Horse race in Singapore

The Singapore Airlines International Cup was a Group 1 flat horse race in Singapore open to thoroughbreds aged three years or older. It was run at Kranji over a distance of 2,000 metres (about 1¼ miles), in May each year. It was discontinued from 2016.

It was established as an international event at the newly opened Kranji Racecourse in 2000. This was after the Singapore Derby had lost its international status, and was restricted to domestic horses only. The event was sponsored by Singapore Airlines since its inception, and it attained Group 1 status in 2002.

The last Cup race was run in 2015 and was discontinued thereafter.

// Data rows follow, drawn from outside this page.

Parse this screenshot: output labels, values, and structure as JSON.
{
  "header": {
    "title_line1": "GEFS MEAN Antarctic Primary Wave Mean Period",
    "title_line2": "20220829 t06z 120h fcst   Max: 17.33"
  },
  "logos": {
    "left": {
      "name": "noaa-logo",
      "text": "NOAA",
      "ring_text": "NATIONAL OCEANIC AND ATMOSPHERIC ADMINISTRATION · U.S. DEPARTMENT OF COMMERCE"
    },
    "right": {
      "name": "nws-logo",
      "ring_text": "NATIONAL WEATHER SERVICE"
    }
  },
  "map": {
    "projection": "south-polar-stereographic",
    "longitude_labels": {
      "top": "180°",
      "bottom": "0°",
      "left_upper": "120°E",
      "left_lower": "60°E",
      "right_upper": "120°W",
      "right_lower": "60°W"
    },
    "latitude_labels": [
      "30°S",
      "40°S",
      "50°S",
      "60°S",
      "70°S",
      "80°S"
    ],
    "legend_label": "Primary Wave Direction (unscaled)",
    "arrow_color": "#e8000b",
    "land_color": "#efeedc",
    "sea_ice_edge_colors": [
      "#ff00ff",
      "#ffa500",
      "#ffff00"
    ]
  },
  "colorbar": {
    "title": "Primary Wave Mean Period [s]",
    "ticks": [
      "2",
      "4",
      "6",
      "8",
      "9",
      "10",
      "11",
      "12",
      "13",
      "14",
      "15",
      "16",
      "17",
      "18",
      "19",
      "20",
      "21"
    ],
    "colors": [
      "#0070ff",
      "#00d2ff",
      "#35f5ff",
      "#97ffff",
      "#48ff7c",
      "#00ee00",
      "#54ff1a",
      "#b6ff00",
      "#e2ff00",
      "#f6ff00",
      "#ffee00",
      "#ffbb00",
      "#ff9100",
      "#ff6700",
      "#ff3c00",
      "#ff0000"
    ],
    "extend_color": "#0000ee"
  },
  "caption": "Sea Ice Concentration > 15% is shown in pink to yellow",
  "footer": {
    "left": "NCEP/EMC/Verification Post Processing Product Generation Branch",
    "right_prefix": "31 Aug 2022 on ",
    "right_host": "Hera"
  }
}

In 2024 horse racing in Singapore was ceased.

==Winners==
| Year | Winner (Country) | Age | Jockey | Trainer | Owner | Time |
| 2000 | Ouzo (SIN) | 7 | Saimee Jumaat | Malcolm Thwaites | Eres Tu No. 2 Stable | 2:03.4 |
| 2001 | Endless Hall (ENG) | 5 | Jamie Spencer | Luca Cumani | Il Paralupo Syndicate | 2:00.8 |
| 2002 | Grandera (UAE) | 4 | Frankie Dettori | Saeed bin Suroor | Godolphin | 2:01.3 |
| 2003 | no race | | | | | |
| 2004 | Epalo (GER) | 5 | Andrasch Starke | Andreas Schütz | Gary A. Tanaka | 2:02.6 |
| 2005 | Mummify (AUS) | 6 | Danny Nikolic | Lee Freedman | Mark Pejic et al. | 2:05.0 |
| 2006 | Cosmo Bulk (JPN) | 5 | Fuyuki Igarashi | Kazunori Tabe | Misako Okada | 2:06.5 |
| 2007 | Shadow Gate (JPN) | 5 | Katsuharu Tanaka | Yukihiro Kato | Tomokazu Iizuka | 2:04.0 |
| 2008 | Jay Peg (SAF) | 5 | Anton Marcus | Herman Brown | Marsh Shirtliff et al. | 2:00.9 |
| 2009 | Glória de Campeão (BRA) | 6 | T. J. Pereira | Pascal Bary | Stefan Friborg | 1:59.2 |
| 2010 | Lizards Desire (SAF) | 4 | Kevin Shea | Mike de Kock | Mohammed bin Khalifa Al Maktoum | 2.02.12 |
| 2011 | Gitano Hernando (SAF) | 6 | Grey Schofield | Herman Brown | Ramzan Kadyrov | 2.03.93 |
| 2012 | Chinchon (FRA) | 7 | Olivier Doleuze | Carlos Laffon-Parias | Sarl Darpat France | 2:04.43 |
| 2013 | Military Attack (HKG) | 5 | Zac Purton | John Moore | Steven Lo Kit Sing & Canny Leung | 1:59.58 |
| 2014 | Dan Excel (HKG) | 6 | Tommy Berry | John Moore | David Philip Boehm | 1:59.07 |
| 2015 | Dan Excel (HKG) | 7 | Tommy Berry | John Moore | David Philip Boehm | 2:01.52 |

 The 2003 running was cancelled due to the SARS outbreak in Asia.